HR and Big Data: Long Live Long Data!

In an era where HR is finally emerging from the dark ages and frantically struggling for a seat on the bandwagon of data-conscious, data-driven business functions. In an era where HR is yet to come to terms with the data value chain, where data appreciation is the exception, data visualisation is still a dark art, data culture is practically non-existent and BI stands for Brain Injury.

Should we really be talking about Big Data in HR?

Where Do We Begin?

I recently spoke at an international HRTech conference on the topic of Talent Analytics and the drive towards a more proactive, predictive and business-driven HR function. Whilst there, and as I had expected, I was bombarded with numerous presentations and pitches about Big Data, its mainstream HR applications and implications and how it is seemingly transforming HR, as we speak!!

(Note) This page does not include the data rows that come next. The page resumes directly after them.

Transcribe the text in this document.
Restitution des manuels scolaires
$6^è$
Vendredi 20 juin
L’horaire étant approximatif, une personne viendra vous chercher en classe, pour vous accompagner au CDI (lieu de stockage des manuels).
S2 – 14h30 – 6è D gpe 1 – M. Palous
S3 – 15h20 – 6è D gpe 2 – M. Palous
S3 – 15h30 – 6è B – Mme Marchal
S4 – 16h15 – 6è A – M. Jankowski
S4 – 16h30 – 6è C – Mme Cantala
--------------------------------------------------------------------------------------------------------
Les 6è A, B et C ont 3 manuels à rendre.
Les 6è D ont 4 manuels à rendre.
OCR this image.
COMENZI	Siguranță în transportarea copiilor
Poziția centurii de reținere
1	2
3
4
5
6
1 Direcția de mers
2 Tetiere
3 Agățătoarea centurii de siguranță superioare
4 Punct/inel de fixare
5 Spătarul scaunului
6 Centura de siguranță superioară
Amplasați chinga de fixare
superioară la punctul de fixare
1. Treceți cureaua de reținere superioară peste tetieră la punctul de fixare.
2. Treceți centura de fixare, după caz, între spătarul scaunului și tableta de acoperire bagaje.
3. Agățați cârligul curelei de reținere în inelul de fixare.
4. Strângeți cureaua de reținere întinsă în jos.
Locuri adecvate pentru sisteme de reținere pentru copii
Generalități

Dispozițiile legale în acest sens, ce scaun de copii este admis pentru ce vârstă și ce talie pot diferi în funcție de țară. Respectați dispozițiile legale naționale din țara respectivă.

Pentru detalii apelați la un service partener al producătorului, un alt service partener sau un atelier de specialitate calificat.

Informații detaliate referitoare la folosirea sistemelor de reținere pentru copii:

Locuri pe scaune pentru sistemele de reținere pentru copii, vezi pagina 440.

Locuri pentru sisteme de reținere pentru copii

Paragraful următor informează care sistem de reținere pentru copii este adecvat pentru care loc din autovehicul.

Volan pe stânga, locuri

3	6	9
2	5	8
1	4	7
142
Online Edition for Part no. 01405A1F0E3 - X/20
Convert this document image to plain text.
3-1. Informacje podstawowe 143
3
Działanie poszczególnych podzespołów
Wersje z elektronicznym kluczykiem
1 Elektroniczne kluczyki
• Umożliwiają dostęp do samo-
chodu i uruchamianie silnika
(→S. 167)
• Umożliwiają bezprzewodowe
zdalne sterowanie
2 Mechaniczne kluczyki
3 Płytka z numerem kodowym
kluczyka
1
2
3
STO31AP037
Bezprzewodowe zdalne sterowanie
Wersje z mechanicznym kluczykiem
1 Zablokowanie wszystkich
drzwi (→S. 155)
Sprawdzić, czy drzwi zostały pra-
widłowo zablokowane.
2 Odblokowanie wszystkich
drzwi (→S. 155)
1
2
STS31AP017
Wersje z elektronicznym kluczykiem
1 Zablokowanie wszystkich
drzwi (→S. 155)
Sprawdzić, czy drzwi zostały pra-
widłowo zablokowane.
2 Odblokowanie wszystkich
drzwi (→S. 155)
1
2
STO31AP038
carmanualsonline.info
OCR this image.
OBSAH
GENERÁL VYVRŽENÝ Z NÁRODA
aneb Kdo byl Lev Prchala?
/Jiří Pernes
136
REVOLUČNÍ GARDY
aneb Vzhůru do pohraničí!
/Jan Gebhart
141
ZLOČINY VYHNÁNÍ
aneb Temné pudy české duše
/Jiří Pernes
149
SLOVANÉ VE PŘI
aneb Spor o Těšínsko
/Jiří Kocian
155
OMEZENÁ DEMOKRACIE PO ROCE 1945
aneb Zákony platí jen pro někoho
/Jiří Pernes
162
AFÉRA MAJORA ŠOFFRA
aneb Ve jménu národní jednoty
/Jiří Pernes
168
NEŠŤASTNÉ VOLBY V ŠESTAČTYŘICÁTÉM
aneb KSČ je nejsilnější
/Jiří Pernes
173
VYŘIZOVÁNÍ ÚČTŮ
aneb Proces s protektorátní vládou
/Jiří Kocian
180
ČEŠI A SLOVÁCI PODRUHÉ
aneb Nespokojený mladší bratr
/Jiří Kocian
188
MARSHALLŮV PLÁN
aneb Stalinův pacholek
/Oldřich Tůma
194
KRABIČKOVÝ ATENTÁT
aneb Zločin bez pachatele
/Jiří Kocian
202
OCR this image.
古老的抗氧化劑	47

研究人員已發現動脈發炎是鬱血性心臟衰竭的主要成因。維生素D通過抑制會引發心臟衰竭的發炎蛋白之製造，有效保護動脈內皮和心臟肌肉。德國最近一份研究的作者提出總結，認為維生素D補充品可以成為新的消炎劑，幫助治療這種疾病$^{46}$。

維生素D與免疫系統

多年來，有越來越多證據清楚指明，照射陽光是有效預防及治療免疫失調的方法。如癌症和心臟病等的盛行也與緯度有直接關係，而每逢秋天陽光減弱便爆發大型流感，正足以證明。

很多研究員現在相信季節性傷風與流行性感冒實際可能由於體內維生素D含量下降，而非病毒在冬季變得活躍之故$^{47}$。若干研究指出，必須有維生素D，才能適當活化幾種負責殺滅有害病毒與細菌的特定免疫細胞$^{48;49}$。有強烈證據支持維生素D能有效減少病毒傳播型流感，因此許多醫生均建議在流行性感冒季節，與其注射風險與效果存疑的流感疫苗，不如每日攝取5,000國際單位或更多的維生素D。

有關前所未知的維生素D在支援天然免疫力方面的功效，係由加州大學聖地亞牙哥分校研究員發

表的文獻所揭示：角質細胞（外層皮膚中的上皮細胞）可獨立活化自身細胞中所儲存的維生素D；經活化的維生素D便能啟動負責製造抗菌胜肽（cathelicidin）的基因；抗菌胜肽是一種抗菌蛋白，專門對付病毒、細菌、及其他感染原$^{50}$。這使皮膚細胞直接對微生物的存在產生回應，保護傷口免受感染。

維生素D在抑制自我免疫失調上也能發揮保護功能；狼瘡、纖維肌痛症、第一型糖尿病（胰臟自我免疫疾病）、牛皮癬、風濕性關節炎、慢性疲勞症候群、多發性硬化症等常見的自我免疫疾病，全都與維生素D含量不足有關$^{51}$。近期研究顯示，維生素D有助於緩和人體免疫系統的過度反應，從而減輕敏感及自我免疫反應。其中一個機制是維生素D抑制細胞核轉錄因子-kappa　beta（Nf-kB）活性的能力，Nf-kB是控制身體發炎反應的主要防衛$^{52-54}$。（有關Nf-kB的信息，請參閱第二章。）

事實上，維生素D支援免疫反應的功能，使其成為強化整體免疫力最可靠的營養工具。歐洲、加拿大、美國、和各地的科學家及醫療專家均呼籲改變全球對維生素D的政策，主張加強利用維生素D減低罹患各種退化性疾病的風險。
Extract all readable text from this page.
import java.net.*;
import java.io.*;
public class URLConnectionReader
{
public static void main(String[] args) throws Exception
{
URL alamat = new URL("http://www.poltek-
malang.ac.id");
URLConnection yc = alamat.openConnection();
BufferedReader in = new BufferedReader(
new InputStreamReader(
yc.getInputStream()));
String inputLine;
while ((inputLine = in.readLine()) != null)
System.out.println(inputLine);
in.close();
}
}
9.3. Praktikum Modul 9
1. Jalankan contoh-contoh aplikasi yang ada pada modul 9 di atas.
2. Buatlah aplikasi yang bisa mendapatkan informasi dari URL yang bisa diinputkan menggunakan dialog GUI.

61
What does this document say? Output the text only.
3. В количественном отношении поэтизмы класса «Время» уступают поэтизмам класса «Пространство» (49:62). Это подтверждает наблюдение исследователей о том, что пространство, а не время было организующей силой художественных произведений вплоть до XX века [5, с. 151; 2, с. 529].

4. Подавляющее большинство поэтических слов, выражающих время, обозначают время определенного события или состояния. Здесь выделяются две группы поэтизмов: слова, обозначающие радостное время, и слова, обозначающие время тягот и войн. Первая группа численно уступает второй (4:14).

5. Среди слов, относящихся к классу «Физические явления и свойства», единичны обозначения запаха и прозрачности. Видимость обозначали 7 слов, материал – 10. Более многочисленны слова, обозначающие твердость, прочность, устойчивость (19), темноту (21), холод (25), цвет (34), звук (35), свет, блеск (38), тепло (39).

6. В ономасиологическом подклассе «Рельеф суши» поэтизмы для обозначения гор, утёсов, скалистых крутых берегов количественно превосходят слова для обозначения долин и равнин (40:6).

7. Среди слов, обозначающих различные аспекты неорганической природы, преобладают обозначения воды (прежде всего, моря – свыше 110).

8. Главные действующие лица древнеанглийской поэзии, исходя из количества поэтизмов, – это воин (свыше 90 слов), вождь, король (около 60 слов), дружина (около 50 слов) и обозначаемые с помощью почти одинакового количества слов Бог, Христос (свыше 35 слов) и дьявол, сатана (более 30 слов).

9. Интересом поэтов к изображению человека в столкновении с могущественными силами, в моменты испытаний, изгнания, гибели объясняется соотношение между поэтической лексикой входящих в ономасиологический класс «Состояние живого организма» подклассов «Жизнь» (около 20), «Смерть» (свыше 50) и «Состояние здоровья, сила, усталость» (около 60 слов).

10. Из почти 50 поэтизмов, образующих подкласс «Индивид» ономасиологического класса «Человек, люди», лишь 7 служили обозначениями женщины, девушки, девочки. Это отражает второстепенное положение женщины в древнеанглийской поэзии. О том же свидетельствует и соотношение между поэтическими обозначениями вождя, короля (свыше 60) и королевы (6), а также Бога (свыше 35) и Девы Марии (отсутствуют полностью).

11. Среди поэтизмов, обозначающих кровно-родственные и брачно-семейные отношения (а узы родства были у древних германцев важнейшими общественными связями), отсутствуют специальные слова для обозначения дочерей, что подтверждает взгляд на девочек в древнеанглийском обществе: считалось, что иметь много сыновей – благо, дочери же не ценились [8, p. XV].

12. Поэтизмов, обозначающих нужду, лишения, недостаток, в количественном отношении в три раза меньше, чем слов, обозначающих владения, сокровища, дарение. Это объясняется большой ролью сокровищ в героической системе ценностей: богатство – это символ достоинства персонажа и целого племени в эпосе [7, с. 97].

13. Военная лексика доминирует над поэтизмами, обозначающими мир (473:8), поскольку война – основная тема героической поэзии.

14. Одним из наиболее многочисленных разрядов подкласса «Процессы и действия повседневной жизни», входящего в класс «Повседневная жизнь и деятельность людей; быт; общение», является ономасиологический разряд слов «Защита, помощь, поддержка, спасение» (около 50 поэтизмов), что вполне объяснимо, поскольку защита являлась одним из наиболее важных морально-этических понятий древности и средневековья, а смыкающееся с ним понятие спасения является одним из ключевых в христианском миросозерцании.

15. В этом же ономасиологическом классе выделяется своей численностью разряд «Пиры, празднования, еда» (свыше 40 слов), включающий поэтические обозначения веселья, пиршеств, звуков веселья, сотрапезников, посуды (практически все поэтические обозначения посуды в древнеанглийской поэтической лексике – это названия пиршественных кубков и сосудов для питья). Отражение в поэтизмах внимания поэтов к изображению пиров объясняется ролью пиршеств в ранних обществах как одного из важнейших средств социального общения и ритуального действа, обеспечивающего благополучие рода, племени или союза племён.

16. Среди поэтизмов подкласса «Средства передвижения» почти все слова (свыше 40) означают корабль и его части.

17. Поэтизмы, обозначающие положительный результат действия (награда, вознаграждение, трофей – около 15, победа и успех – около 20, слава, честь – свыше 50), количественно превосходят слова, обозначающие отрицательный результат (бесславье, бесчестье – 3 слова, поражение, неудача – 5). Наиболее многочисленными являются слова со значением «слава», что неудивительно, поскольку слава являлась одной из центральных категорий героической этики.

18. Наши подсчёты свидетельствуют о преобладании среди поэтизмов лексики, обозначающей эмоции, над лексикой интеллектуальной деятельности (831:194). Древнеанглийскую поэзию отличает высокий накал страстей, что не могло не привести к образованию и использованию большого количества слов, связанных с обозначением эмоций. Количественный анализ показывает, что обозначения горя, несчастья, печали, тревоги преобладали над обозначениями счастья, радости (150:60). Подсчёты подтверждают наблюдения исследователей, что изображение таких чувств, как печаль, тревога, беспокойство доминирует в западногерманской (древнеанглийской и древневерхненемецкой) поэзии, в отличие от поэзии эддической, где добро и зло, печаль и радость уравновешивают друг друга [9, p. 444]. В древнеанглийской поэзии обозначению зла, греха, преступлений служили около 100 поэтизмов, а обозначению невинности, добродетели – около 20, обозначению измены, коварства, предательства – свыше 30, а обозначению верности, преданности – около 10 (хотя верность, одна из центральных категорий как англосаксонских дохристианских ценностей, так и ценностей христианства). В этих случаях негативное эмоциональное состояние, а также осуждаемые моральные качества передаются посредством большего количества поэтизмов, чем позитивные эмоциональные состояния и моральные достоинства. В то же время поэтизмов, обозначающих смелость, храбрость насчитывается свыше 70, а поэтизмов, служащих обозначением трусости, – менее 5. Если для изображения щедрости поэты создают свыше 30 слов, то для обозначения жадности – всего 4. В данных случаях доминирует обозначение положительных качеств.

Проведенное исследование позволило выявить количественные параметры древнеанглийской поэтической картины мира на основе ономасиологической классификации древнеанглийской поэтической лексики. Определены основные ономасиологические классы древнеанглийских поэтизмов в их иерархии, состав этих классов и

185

Being an HR professional for over 23 years, and originally an engineer by training, I am quite familiar with Big Data and its real world applicability within quite singular and unique environments; environments that typically generate terabytes upon petabytes of very fast and varied data that, more often than not, requires real-time analysis to generate worthwhile insight. Barring “questionable” futuristic sci-fi trends (e.g. wearable technologies and real-time sensors in the workplace), I have yet to witness the practical applicability of Big Data in HR. It is, in my opinion, just another hyped up fad.

Where Are We Now?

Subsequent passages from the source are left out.